Their presence swelled the crowd from the high hundreds into the low thousands. There were the shout-incoherently-at-cars guys who, thanks to the Klan, had suddenly been given the opportunity to shout incoherently at a whole new audience. There were the scary blank-stare people who make long subway rides home from the Bronx such a menace. There were the unshowered-chess-playing-misunderstood-geniuses, all of them eager to take this event and force it into their elaborate, conspiratorial worldviews. In fact, there were so many people jammed into that tight corner of Manhattan that I could only see the tops of the Klan’s silly hats. They seemed to have a few banners unfurled, but I couldn’t read them. They also had a public address system, but not a single word of their speeches carried past the phalanxes of police officers surrounding them. This was fine with me. I didn’t care to listen to pompous morons prattle on, I was there just to drink in the spectacle.

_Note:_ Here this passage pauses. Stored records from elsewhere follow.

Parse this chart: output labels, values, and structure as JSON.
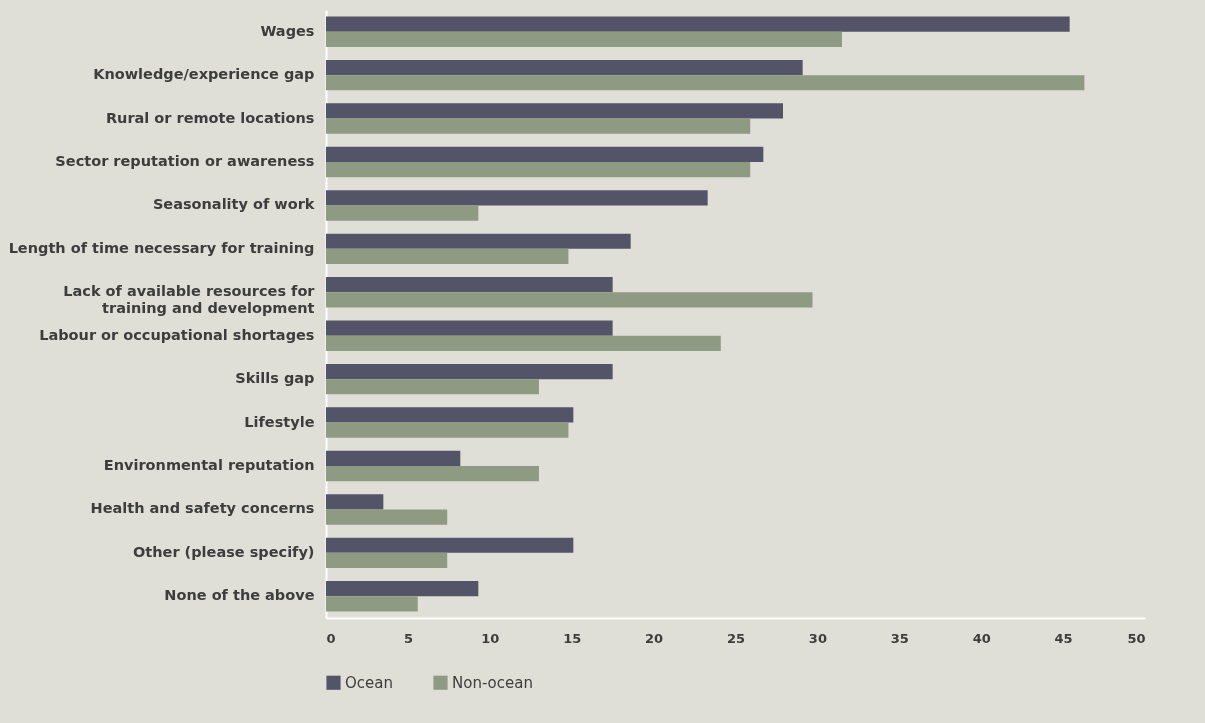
{
  "chart_data": {
    "type": "bar",
    "orientation": "horizontal",
    "categories": [
      "Wages",
      "Knowledge/experience gap",
      "Rural or remote locations",
      "Sector reputation or awareness",
      "Seasonality of work",
      "Length of time necessary for training",
      "Lack of available resources for\ntraining and development",
      "Labour or occupational shortages",
      "Skills gap",
      "Lifestyle",
      "Environmental reputation",
      "Health and safety concerns",
      "Other (please specify)",
      "None of the above"
    ],
    "series": [
      {
        "name": "Ocean",
        "color": "#545468",
        "values": [
          45.4,
          29.1,
          27.9,
          26.7,
          23.3,
          18.6,
          17.5,
          17.5,
          17.5,
          15.1,
          8.2,
          3.5,
          15.1,
          9.3
        ]
      },
      {
        "name": "Non-ocean",
        "color": "#8f9a82",
        "values": [
          31.5,
          46.3,
          25.9,
          25.9,
          9.3,
          14.8,
          29.7,
          24.1,
          13.0,
          14.8,
          13.0,
          7.4,
          7.4,
          5.6
        ]
      }
    ],
    "xlim": [
      0,
      50
    ],
    "xticks": [
      0,
      5,
      10,
      15,
      20,
      25,
      30,
      35,
      40,
      45,
      50
    ],
    "grid": false,
    "legend": "bottom"
  }
}
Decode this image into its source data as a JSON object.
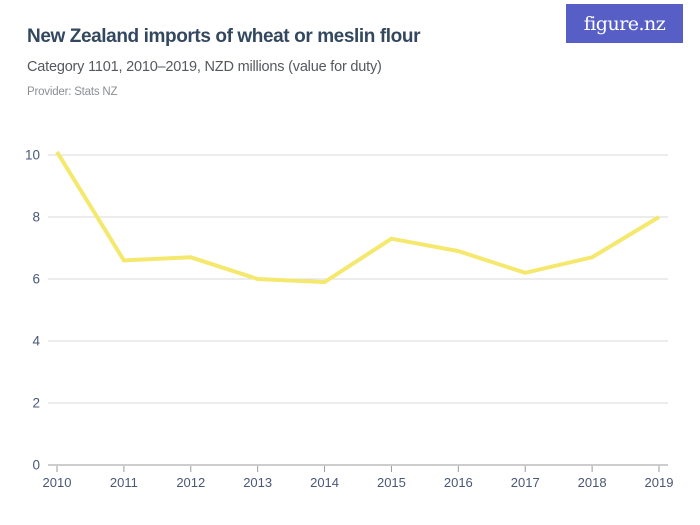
{
  "header": {
    "title": "New Zealand imports of wheat or meslin flour",
    "subtitle": "Category 1101, 2010–2019, NZD millions (value for duty)",
    "provider": "Provider: Stats NZ",
    "logo_text": "figure.nz"
  },
  "colors": {
    "line": "#f5e86e",
    "grid": "#d9d9d9",
    "axis": "#9b9b9b",
    "axis_label": "#4a5878",
    "title": "#33485f",
    "subtitle": "#55595e",
    "provider": "#8b8f94",
    "logo_bg": "#575fc7",
    "logo_text": "#ffffff",
    "background": "#ffffff"
  },
  "chart_data": {
    "type": "line",
    "title": "New Zealand imports of wheat or meslin flour",
    "subtitle": "Category 1101, 2010–2019, NZD millions (value for duty)",
    "categories": [
      "2010",
      "2011",
      "2012",
      "2013",
      "2014",
      "2015",
      "2016",
      "2017",
      "2018",
      "2019"
    ],
    "values": [
      10.1,
      6.6,
      6.7,
      6.0,
      5.9,
      7.3,
      6.9,
      6.2,
      6.7,
      8.0
    ],
    "xlabel": "",
    "ylabel": "",
    "ylim": [
      0,
      10
    ],
    "y_ticks": [
      0,
      2,
      4,
      6,
      8,
      10
    ],
    "grid": true,
    "legend": false
  }
}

And what a spectacle it was. For awhile, I was hemmed in between an army of squawking pre-teen girls and the Lost Tribes of Israel. And, as anyone who’s spent time in any of the major East coast cities can tell you, I’m not referring to the Biblical Lost Tribes of Israel. No, I’m talking about the weird cult that shows up on street corners from Boston to Pittsburgh, issuing forth long, amplified, stream-of-consciousness rants intended to “prove” that the black man is the direct descendant of somebody-or-other and, consequently, holier than pretty much everyone else. For this occasion, they had gotten up in their best sparkly robes and brought with them a crudely rendered gallows, complete with a miniature klansman dangling from it. On the lynched doll’s chest, if I remember correctly, were the words “KLAN FAGGET!”. I watched them until they started to watch me and then I moved on. I find it’s in my best interest to avoid confrontations with that sort. I left the little girls to deal with them.

A little further on, I settled in among a more normal bunch of fellows. We stood on our tiptoes to have a look at the klansmen in the distance and shared witty banter along the lines of, “Can you believe these motherfuckers?” and “These motherfuckers are fucked up.” and “If all these motherfucking cops weren’t here, I’d be going apeshit on those backwoods motherfuckers”. It was all very merry and light-hearted, but soon I found I couldn’t keep up. I’m a nice Middle-West lad, after all, and it sounds ridiculous whenever I try to say “motherfucker” twice in a sentence. I didn’t want to be laughed at or, worse, be thought of by my fellow New Yorkers as one of those motherfuckers who felt the Klan didn’t deserve to be called “motherfuckers” fifty times in two minutes. So I excused myself and continued on along the fringes of the crowd, picking up all manner of strange literature along the way.

Eventually, I happened upon a surreal scene. A young black couple came along with a small child between them. “Do you want to see the Klan?” the father asked his son and the boy chirped back, “The Klan!”. As the wife stood beaming at the two of them, the dad hoisted the kid up onto his shoulders and pointed at the tiny stage way off in the distance. “There’s the Klan!” he said and the child squealed with delight. “They used to be bad, but now they’re just sorry,” the mother added. “The Klan! The Klan! The Klan!” the kid cried, an expression of pure joy on his face. “They’re pitiful, ain’t they?” the father asked, “They’re nothing to be scared of, right?” The mother yawned then and the father put the kid back down on the ground and together they strolled on, away from all the noise and commotion.

I left soon after. I had seen enough and I was starting to get hungry. I stopped at a hotdog vendor a few blocks down and bought a knish. While the grizzled old dude was making my change, I mentioned that the Klan was having a rally just up the street. He just handed me a couple of damp dollar bills and said, “I don’t want nothin’ to do with those assholes...” He had the right idea, I think.